The hash is a drinking club with a running problem, so feel free to drink and run. However, we do not support drinking and driving so have a designated driver, call a cab or plan ahead to get home safely if you have been drinking - there are more fun ways to get to play with handcuffs. We hash EVERY Thursday night at 7, rain or shine, CST or CDT. So bring a dollar and a six-pack of beer, and join us for the fun!

Make sure to also bring a whistle, a flashlight (it helps), and a sense of humor. For slightly more info, read about the VooDoo.

#148 – Hashmas in July

What does TidyBowlMan want for Christmas? Two virgins at the same time! Hopefully one of these inexperienced chestnuts won’t just lay back all night and make Tidy do all the work.
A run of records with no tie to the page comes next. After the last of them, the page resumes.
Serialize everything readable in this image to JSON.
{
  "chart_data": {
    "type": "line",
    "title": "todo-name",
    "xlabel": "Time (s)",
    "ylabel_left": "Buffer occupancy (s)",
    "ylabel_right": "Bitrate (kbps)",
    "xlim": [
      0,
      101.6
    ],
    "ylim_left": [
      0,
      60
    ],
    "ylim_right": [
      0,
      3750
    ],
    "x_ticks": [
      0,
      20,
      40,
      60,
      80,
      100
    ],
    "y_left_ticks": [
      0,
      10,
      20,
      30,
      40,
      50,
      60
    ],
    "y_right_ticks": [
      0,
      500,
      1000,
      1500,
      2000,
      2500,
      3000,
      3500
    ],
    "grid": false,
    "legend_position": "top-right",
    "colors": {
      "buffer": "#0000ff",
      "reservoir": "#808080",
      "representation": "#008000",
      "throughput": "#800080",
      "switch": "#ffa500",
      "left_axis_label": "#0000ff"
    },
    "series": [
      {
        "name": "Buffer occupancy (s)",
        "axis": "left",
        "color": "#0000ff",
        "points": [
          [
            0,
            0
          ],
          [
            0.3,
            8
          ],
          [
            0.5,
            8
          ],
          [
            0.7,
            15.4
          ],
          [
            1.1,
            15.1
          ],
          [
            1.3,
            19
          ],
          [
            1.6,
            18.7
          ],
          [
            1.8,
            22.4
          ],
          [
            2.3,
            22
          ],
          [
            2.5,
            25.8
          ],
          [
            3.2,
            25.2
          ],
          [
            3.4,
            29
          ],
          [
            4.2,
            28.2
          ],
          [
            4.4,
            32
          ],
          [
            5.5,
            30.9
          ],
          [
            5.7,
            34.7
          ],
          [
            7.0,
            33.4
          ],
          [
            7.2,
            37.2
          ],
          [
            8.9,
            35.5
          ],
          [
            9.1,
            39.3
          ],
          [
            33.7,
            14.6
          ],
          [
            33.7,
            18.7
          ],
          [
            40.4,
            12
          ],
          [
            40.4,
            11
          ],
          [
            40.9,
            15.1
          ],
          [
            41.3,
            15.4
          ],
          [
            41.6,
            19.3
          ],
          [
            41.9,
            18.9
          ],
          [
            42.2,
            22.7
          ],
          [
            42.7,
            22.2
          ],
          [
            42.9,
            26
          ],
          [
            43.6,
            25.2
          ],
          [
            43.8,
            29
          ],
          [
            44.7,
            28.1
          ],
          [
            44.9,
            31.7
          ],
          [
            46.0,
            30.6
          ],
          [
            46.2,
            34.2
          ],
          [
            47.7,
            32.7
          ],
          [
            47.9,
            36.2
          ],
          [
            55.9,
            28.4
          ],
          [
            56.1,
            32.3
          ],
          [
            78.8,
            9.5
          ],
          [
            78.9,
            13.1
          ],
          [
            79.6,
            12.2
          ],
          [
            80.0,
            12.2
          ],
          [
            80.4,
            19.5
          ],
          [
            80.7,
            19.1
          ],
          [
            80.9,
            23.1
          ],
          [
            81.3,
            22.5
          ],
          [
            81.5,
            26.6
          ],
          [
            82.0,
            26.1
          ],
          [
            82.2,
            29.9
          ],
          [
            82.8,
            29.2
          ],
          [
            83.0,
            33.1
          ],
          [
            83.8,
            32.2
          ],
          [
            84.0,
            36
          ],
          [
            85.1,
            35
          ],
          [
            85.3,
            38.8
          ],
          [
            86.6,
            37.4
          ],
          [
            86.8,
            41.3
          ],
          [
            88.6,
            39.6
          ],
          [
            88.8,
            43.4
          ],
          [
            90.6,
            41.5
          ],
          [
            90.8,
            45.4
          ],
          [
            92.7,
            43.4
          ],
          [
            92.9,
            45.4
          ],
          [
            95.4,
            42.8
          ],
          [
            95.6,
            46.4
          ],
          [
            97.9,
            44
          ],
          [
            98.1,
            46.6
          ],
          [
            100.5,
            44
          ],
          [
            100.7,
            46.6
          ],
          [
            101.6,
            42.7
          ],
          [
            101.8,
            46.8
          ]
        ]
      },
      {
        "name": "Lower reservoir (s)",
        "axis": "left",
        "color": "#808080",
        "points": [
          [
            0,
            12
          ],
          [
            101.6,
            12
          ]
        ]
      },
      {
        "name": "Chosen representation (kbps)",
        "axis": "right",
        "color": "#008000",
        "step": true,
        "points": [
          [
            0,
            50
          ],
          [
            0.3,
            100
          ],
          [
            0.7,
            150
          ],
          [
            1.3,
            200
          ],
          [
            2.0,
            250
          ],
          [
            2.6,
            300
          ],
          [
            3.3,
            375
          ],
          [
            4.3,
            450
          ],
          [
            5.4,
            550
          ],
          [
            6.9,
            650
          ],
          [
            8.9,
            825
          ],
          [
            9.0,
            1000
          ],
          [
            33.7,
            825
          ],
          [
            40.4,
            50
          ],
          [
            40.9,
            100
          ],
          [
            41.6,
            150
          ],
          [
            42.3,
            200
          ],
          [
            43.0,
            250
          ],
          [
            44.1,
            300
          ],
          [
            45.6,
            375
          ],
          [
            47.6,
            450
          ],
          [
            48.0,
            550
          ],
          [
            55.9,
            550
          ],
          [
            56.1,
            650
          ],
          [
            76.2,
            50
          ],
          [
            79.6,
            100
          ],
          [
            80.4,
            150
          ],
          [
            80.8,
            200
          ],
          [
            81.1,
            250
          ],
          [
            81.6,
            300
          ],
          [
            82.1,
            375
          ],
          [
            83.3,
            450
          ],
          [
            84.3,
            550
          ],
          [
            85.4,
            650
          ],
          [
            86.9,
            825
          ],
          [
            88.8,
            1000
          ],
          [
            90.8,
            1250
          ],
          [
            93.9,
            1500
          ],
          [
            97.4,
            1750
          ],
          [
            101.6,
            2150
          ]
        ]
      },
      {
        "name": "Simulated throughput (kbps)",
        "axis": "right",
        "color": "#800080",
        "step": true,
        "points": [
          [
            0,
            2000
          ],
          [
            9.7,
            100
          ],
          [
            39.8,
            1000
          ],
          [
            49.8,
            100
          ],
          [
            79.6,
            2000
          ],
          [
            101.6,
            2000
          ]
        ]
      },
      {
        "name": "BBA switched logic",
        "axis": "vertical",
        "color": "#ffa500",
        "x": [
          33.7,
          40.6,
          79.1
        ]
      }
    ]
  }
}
On top of the usual 6 pack and $1, the hares want everyone to bring a gift for a white elephant game. Anything from alcohol to anal beads should suffice for the hash. Fuck, we’ll even enjoy one of those joke calendars from Spencer’s. Can we end the hash at Mr. Binky’s for the 1% who doesn’t bring a gift? I heard 8 lays a week is in the market for a dildo. If not, let’s just hope for this Hashmas, we don’t get a shitty fucking trail.

On-On,
Everything Butt Sex

You better watch out,
You better not cry,
You better not pout, I’m telling you why,
Santa Claus is dead.

Theme: Christmas in July.
Hares: TidyBowlMan, Bumbletard (Virgin Lay!), Just Aaron (Virgin Lay!)
Start: Napa Auto Parts, 500 Shrewsbury Rd Jefferson, LA 70121-3530
Time: 6:30 show / 7:00pm GO!

Bring $1, a six pack, a flashlight, and a whistle. If you’re a putz and don’t bring beer then why are you even coming? If you don’t bring beer, then you pay $10 and you GET NO BEER!